Before I retired from TV news, I investigated and produced this story about those high-tech lockboxes. Somehow, a credit card scammer from Nigeria was able to commandeer the card-reading lockbox of a home for rent in Bartlett, Tennessee. He hijacked the legitimate rental and listed it for half the monthly cost of the actual rate, tricking unsuspecting renters into calling a spoofed phone number. If the prospective renter tried to use her credit card on the hijacked lockbox, the scammer would record her credit card number, then catalogue it either to sell on the black market or to use for his own purposes.

The FTC has these suggestions to avoid a home rental scam:

  • Do an online search of the rental company. Enter its name plus words like “review,” “complaint” or “scam.” If you find bad reviews, you may want to look elsewhere.

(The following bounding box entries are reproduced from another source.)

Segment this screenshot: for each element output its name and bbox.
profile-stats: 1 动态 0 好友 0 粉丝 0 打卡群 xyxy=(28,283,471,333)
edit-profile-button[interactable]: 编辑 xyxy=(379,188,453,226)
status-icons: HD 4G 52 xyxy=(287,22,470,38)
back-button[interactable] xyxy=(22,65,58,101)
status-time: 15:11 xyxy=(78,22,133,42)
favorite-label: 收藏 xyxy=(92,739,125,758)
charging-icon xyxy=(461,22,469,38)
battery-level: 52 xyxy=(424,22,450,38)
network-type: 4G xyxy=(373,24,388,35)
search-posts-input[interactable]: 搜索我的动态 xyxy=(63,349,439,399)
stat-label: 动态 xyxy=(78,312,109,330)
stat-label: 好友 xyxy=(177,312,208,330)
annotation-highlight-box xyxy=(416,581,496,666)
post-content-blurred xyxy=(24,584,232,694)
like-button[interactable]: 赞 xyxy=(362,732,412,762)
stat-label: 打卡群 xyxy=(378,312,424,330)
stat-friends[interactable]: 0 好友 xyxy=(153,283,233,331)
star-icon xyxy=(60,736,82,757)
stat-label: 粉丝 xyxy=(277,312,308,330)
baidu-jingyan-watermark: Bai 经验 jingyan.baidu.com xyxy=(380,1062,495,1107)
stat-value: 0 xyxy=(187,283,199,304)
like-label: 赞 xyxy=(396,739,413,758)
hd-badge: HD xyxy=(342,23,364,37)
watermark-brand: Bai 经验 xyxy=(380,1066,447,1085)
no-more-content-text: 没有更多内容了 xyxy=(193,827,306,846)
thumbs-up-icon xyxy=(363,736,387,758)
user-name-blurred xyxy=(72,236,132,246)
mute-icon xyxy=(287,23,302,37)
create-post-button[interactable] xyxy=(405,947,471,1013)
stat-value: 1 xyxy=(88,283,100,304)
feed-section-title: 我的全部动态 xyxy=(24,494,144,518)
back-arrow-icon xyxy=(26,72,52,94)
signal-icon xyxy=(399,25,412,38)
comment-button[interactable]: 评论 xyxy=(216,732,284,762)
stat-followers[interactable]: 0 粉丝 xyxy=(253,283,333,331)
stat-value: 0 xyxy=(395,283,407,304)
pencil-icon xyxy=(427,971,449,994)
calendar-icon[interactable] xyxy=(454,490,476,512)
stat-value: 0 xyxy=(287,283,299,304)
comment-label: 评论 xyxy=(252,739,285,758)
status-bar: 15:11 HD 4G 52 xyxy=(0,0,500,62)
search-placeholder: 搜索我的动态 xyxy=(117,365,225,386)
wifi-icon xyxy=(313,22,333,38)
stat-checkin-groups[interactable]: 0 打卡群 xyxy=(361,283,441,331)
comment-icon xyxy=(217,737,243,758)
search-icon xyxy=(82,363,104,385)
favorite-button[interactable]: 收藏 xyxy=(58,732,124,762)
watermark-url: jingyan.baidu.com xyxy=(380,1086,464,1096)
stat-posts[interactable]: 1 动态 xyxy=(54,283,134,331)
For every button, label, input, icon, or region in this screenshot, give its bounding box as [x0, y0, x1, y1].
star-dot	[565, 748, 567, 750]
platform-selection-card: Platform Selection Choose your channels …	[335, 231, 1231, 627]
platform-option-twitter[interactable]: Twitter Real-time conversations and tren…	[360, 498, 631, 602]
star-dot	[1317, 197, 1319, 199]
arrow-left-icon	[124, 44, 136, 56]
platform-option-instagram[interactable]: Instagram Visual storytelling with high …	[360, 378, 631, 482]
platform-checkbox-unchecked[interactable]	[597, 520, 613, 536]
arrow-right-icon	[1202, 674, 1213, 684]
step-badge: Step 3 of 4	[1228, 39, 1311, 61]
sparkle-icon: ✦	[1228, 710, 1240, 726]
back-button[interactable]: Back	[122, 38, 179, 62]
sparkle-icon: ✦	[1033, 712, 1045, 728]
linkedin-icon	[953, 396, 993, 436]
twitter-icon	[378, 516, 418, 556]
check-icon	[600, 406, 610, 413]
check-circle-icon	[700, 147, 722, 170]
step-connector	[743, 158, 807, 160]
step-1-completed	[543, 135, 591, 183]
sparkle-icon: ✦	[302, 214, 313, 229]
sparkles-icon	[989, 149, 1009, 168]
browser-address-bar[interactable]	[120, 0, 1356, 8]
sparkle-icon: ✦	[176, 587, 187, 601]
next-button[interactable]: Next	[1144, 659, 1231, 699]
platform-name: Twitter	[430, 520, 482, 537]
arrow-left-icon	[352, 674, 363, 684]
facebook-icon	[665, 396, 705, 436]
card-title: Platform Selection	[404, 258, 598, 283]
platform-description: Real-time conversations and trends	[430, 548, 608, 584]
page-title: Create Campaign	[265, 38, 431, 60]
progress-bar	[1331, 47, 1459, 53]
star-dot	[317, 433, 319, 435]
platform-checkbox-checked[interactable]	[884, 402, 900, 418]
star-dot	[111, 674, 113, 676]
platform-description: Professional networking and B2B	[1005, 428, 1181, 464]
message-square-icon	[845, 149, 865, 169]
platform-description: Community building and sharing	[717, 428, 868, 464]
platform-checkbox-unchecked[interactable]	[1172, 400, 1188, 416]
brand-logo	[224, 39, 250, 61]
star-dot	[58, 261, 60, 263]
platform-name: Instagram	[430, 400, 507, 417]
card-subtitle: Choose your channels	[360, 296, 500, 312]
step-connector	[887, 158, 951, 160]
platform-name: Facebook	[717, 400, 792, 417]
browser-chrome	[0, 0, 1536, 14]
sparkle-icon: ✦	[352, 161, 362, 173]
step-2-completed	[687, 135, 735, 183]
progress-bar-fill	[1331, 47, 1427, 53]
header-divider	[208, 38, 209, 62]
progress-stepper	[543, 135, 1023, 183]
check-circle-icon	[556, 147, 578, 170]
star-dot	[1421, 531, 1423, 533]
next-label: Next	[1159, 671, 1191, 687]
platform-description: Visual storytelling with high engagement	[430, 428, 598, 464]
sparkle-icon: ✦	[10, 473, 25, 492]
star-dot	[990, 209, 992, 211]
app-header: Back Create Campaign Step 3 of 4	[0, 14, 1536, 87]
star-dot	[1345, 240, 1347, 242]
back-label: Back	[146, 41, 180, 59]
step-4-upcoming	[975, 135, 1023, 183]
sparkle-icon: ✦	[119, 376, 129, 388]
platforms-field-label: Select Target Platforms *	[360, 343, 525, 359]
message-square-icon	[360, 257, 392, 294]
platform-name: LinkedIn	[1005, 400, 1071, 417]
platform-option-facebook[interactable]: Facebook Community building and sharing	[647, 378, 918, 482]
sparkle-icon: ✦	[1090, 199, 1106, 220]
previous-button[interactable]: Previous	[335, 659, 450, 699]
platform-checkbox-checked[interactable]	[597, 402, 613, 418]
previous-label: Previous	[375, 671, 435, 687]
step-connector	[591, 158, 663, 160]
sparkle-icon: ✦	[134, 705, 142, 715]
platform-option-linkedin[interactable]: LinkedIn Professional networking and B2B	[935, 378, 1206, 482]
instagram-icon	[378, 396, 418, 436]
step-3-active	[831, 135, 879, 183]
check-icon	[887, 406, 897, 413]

  • Got a good vibe? Rental home listings may appear in several places, including rental company websites and online listing services like like Zillow, Trulia or Craigslist. If you see a rental company’s listing on one of those online listing services, do a search of the home’s address to make sure it appears on the rental company’s website. If it doesn’t, it may be a scam.
  • Compare prices. Is the rent a lot less than comparable rentals? That could be a red flag.
  • Take a tour. With an agent or the property manager or owner, that is. Ask for identification. Rental agents should have photo ID badges issued by the company that owns or manages the property.
  • Nothing sketchy yet? Apply through the rental company, licensed real estate professional or listings website.
  • Before you sign a lease, look for signs at the rental with the name of the property owner or manager. Call that company before making a deal with anyone.
  • Never pay with cash, wire transfers or gift cards. If anyone tells you to pay this way, it’s a sure sign of a scam. Wiring money is like sending cash — once you send it, you have no way to get it back. As for gift cards, they’re for gifts, NOT for payments.